This is a blog post from
We’ve put out some interesting stuff on India’s consumption habits over the last few days based on new National Sample Survey Office (NSSO) data. First, we did a story on the >turnaround in India’s Public Distribution System . Then we looked at >how class determines what we eat and drink . And finally, we did >a really cool visualisation of what consumption looks like if you are rich or poor.
There are two parts of food habits that we find people always have a lot of interest in: regional differences, and meat-eating. We’ve decided to put the two together here to give you an idea how meat preferences change by state. All the visualisation for this post has been done by Vivekanandan M.
The NSSO uses a recall period of seven days for meat as against 30 days for milk and 365 days for items like wheat and rice. What this means is that the respondent is asked whether he or she consumed a particular meat in the last even days, what quantity of it, and at what price.

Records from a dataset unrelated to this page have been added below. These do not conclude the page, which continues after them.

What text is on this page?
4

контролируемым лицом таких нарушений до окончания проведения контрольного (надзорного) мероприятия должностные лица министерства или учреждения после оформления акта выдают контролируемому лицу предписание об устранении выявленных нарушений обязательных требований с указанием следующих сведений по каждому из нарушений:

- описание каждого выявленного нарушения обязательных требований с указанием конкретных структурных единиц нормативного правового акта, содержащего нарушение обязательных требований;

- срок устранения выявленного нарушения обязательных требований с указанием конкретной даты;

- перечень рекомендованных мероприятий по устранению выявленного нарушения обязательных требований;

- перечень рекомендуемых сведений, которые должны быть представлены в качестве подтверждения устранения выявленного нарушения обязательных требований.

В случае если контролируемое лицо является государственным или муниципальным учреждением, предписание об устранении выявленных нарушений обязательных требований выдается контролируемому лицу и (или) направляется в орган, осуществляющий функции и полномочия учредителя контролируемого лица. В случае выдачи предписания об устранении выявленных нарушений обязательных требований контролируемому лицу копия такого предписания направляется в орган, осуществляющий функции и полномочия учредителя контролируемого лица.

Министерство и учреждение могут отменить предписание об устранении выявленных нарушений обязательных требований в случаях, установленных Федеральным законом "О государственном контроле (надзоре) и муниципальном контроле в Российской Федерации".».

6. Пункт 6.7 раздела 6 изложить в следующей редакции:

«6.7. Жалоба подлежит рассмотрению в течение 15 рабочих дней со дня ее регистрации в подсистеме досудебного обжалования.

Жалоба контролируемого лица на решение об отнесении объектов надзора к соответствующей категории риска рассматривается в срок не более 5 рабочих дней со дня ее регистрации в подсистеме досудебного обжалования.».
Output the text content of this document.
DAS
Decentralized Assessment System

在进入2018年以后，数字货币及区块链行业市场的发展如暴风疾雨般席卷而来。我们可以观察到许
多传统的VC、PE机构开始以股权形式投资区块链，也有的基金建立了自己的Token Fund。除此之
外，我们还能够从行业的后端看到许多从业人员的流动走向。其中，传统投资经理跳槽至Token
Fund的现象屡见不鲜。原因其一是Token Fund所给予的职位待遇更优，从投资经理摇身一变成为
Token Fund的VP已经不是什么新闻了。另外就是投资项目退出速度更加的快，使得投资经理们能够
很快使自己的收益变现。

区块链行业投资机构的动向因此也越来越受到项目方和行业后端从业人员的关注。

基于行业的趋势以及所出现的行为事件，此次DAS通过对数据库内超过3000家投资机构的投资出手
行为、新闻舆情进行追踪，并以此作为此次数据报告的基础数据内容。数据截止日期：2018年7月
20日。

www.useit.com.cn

So it’s conceivable that meat consumption is underestimated by the NSSO. I haven’t eaten meat in the last week, for example, but I probably will this weekend.
>The Hindu-CNN IBN State of The Nation survey conducted by the Centre for the Study of Developing Societies (CSDS) in 2006 had found that 60% of Indians are non-vegetarians, and it is only among upper castes – Brahmins in particular – that vegetarianism dominates.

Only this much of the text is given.